A proliferation-inducing ligand (APRIL), also known as TNF and ApoL related leukocyte expressed ligand 2 (TALL2), is a recently identified TNF ligand family member implicated in immune regulation. APRIL is a type II membrane protein with a predicted cytoplasmic domain, a hydrophobic transmembrane region and an extracellular domain of 201 amino acids. APRIL shows a unique maturation pathway among the TNF ligand family members as it is not detectable as a membrane anchored protein at the cell surface, but is processed in the golgi apparatus prior to its secretion. APRIL acts solely as a secreted factor.Two members of the TNF receptor family, the transmembrane activator and calcium modulator cyclophilin ligand interactor (TACI) and B-cell maturation antigen (BCMA), have been identified as receptors that can bind APRIL. APRIL promotes B-cell proliferation by binding to the BCMA and TACI receptors, which are expressed on resting and activated B-cells. In addition, TACI has been found on a subset of activated T cells.

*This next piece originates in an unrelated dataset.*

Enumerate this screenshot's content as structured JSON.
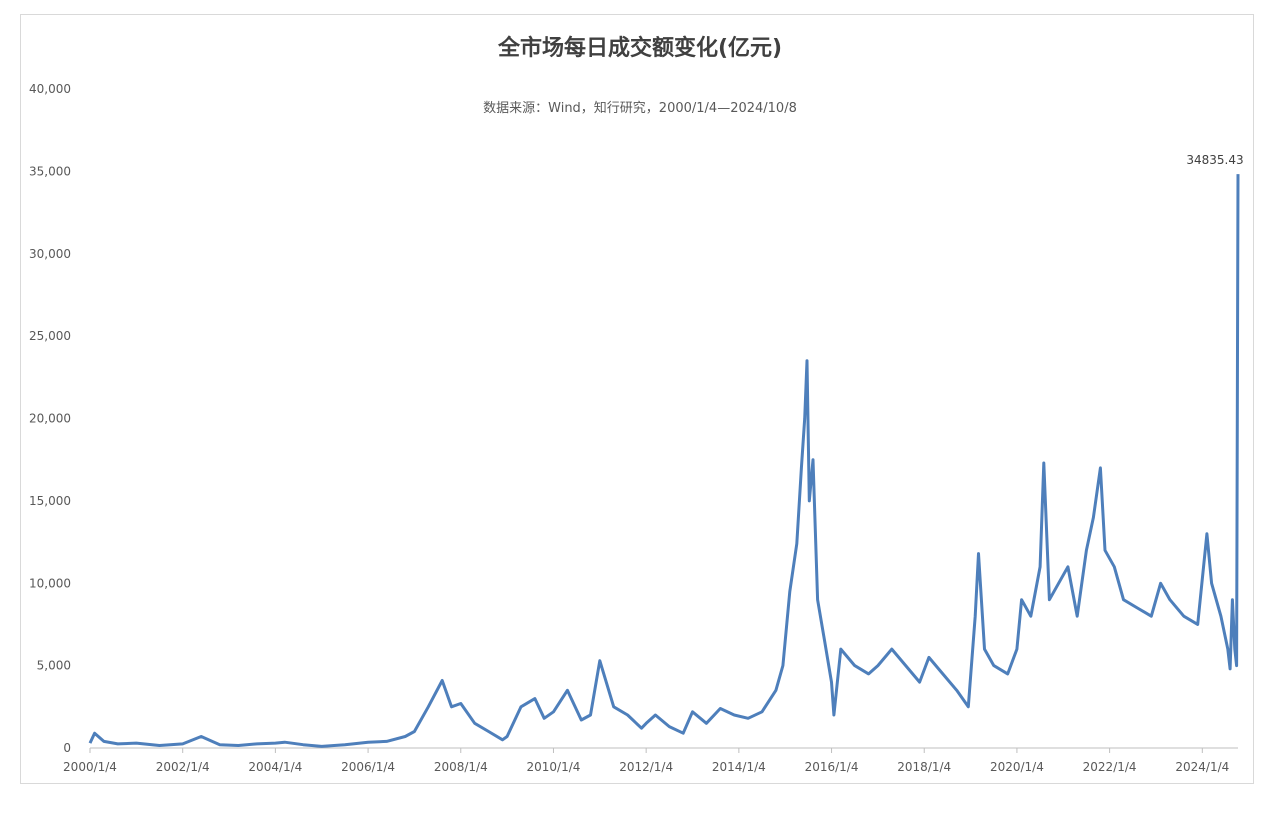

Engagement of BCMA activates JNK, p38 MAPK and the transcription factors NF-κB and Elk1 via TRAF1, 2 and 3, whereas cross-linking of TACI activates the transcription factors NF-κB and NFAT. TACI intracellular domain interacts with TRAF 2, 5, and 6 and transduces signals necessary for B-Cell proliferation and survival. TRAFs recruit IKK-activating kinases such as NIK, MEKK1 and TAK1 to phosphorylate IKK, which leads to NF-κB activation. A family of inhibitory proteins, IκBs, binds to NF-κB and controls the activity of NF-κB. Exposure of cells to extracellular stimuli that perturb redox balance results in rapid phosphorylation, ubiquitination, and proteolytic degradation of IκBs. This process frees NF-κB from the NF-κB/IκB complex and enables NF-κB to translocate to the nucleus where it regulates gene transcription.
APRIL is predominantly expressed in malignant tumors and promotes growth in several malignant tumor cell lines in vitro and in vivo.